Meinhart sued in 2016, asserting a variety of claims: a TILA rescission claim... Meinhart claims he "executed a Right of Rescission Notice June 25, 2016, under 15 U.S.C. ยง1635," and that Nationstar failed to respond within the required 20 days... He seeks a declaratory judgment that the deed of trust was rescinded, a refund of fees paid, interest, fees and monetary relief (damages) between $100,000 and 1,000,000... Meinhart's TILA rescission claim is fatally flawed and it cannot be amended to make it plausible or viable.

In other words, the claim that the Jesinoski decision means that mortgages can be "rescinded" at any time allowing you to get a free house is what seems to be new and something that a ton of people attempted simultaneously.

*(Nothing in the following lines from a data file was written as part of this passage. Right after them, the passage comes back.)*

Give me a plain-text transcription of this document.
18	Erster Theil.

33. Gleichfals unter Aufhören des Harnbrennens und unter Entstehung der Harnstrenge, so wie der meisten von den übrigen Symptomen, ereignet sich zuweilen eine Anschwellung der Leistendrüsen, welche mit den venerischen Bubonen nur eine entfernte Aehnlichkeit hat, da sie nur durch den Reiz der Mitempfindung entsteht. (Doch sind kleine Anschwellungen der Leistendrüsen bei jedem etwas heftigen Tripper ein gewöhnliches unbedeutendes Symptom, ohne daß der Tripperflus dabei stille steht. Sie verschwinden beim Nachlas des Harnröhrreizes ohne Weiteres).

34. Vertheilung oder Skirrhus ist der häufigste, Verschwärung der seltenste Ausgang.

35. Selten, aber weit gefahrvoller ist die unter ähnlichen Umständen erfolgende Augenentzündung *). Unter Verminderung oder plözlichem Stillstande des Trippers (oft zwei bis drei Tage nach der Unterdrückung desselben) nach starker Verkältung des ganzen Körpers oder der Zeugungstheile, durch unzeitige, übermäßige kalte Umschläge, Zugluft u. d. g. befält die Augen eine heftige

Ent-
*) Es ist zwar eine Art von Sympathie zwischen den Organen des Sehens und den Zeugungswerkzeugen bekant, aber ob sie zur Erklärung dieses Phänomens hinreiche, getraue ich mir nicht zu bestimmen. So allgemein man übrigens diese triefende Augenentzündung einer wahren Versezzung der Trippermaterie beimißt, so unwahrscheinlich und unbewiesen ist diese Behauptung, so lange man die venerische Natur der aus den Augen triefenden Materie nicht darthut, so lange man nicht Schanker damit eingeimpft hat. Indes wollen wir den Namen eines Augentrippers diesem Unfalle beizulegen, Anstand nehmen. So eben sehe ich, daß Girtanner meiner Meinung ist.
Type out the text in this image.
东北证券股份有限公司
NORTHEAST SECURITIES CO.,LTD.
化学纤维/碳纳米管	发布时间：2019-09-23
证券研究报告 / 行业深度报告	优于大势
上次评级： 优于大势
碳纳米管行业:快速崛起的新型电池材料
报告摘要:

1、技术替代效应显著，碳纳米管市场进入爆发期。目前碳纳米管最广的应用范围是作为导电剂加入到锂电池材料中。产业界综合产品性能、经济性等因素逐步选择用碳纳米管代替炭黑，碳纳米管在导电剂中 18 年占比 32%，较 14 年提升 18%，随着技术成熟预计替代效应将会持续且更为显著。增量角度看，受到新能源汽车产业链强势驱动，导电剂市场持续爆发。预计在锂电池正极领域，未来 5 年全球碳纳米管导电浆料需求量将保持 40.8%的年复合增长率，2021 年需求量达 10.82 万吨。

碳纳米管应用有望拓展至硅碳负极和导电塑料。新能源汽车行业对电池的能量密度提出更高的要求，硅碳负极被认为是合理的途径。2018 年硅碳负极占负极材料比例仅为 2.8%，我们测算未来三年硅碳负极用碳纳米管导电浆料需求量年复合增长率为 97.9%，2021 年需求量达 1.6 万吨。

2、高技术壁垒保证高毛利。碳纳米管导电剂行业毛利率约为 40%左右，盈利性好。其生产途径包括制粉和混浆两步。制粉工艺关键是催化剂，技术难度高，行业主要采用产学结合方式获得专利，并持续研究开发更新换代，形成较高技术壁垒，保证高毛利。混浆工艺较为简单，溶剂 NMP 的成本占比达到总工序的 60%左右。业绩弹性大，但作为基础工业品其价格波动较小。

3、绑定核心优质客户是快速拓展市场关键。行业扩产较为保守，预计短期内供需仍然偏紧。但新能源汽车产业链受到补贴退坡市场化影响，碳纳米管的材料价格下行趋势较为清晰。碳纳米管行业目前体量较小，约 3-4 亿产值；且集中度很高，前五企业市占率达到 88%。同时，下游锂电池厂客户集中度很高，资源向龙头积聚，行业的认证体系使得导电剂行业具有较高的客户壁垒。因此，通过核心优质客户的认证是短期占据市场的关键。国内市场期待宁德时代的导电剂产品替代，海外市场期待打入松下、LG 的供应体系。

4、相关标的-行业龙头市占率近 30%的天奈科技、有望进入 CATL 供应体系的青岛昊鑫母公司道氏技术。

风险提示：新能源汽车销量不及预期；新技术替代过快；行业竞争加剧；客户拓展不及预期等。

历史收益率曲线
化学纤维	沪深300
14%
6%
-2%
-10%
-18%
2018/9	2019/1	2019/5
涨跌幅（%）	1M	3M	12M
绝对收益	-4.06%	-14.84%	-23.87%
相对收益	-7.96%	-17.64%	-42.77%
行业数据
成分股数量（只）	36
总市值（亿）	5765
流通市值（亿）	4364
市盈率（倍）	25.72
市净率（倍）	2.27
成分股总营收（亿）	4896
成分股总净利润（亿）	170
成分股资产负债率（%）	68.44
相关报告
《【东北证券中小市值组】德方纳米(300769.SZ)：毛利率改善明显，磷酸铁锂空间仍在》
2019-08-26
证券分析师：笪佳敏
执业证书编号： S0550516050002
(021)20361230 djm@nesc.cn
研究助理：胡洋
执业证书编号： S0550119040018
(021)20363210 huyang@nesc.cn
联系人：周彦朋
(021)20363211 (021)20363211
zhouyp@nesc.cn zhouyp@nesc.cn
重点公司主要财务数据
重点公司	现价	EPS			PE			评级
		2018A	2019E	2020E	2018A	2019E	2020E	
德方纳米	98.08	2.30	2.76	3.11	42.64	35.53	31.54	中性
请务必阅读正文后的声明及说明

Re: Jesinoski v. Countrywide Home Loans, Inc.

Posted: Thu Nov 10, 2016 6:03 pm
by Judge Roy Bean
TILA rescision is a reality, but what so many people who jumped on it failed to realize that even if the loan were validly rescinded for TILA violations, the borrower didn't get to keep the house. Everything reset back to a condition as if the loan never existed, i.e., they had to find another loan or another place to live. That was one of the little details the promoters avoided telling their marks.

Re: Jesinoski v. Countrywide Home Loans, Inc.

Posted: Sun Nov 13, 2016 8:19 am
by Jeffrey
Okay I think I found our typhoid mary, Neil Garfield and the livinglies blog: ... escission/ ... -it-wrong/ ... read-this/

He promoted Jesinoski-TILA rescission claims shortly after the SCOTUS decision came out, and one woman who tried TILA Rescission claims cited livinglies as where she got that information.

Re: Jesinoski v. Countrywide Home Loans, Inc.

Posted: Thu Jun 08, 2017 11:45 am
by Amicusman
There have been well over 100 post Jesinoski cases and everyone is a loser, and everyone has Neil Garfield's finger prints all over it.